Tuesday, 7 July 2020
By Felicity Rusk
The US pig herd has continued to expand, despite the significant challenges the COVID-19 pandemic has posed to the industry. As at 1 June, pig numbers totalled 79.63 million, 5% more than at the same point in the previous year.
The rise comes from a significant increase in the number of slaughter pigs, which recorded a 6% increase on the year. The majority of this uplift came from pigs weighing between 54-81kg and 82kg and over, which recorded an uplift of 12% and 13% respectively. The uplift in these weight bands translates into an additional 3.36 million pigs compared to the same point in the previous year.

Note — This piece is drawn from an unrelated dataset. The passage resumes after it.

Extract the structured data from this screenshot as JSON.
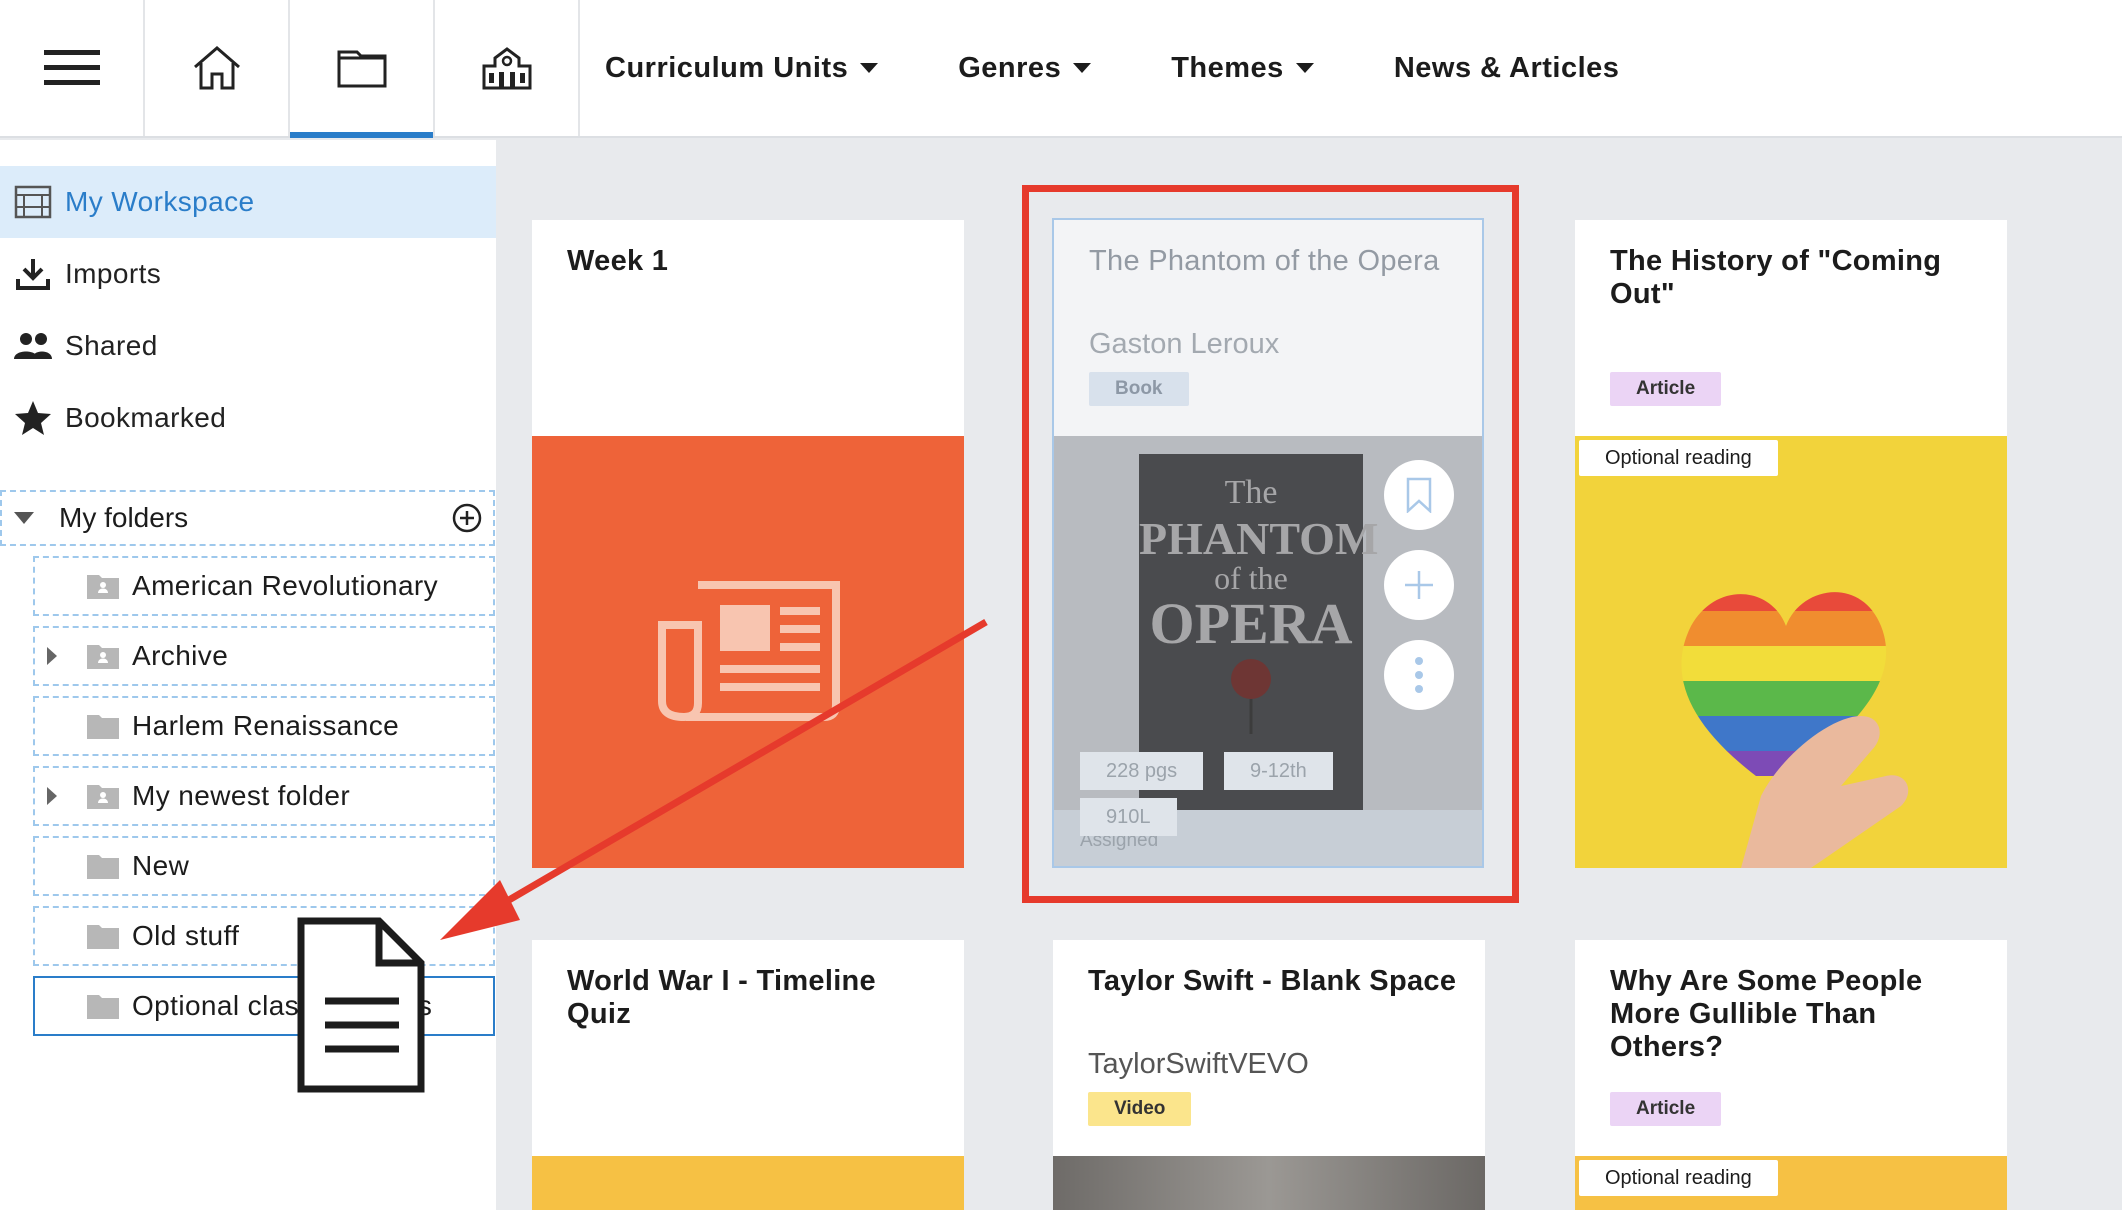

Processing capacity was severally disrupted in the spring due to the pandemic. Before the latest pig inventory was released, Rabobank estimated that the plant closures would have generated a backlog of about 3 million market-ready pigs. However, these figures suggest the actual backlog is smaller than this, because some extra pigs would be available this year anyway due to expansion.
Unfortunately, euthanasia of market-ready pigs was the only option for some processors. Analysis from David Miller, Chief Economist at Decision Innovation Solutions, suggests over 2 million market-ready pigs were either euthanized or disappeared through direct sales, which would leave a backlog of about 1.2 million market-ready pigs. Although, as the survey was conducted at the start of June, it cannot take account of actions taken later that month.
Even so, the uplift in the heavier weight groups suggests that there will a large supply of pigs to come onto the market for the rest of the year. This will likely continue to put pressure on processing capacity as they work through the backlog. Furthermore, there are growing concerns over weaker demand later in the year. Subdued demand in combination with the expected large supplies would put downwards pressure on US pig prices.
In contrast, the breeding herd recorded a reduction in numbers. As at 1 June, the US breeding herd totalled 6.33 million head, 1% less than both the same point in the previous year and the previous quarter. The US pig herd has been in an expansion phase for several years. However, the difficult market outlook now seems to have driven some herd liquidation. Farrowing intentions for the coming months are also 5% below year earlier levels.
Between March and May, around half of the breeding pigs in the US farrowed. Sow productivity remained relatively flat on the year, only recording a marginal 0.01 improvement in pigs weaned per litter, to average 11.01. Nevertheless, this remains the highest pigs per litter for the March-May period on record. The pig crop between March and May totalled 34.93 million, 1% more than in the previous year.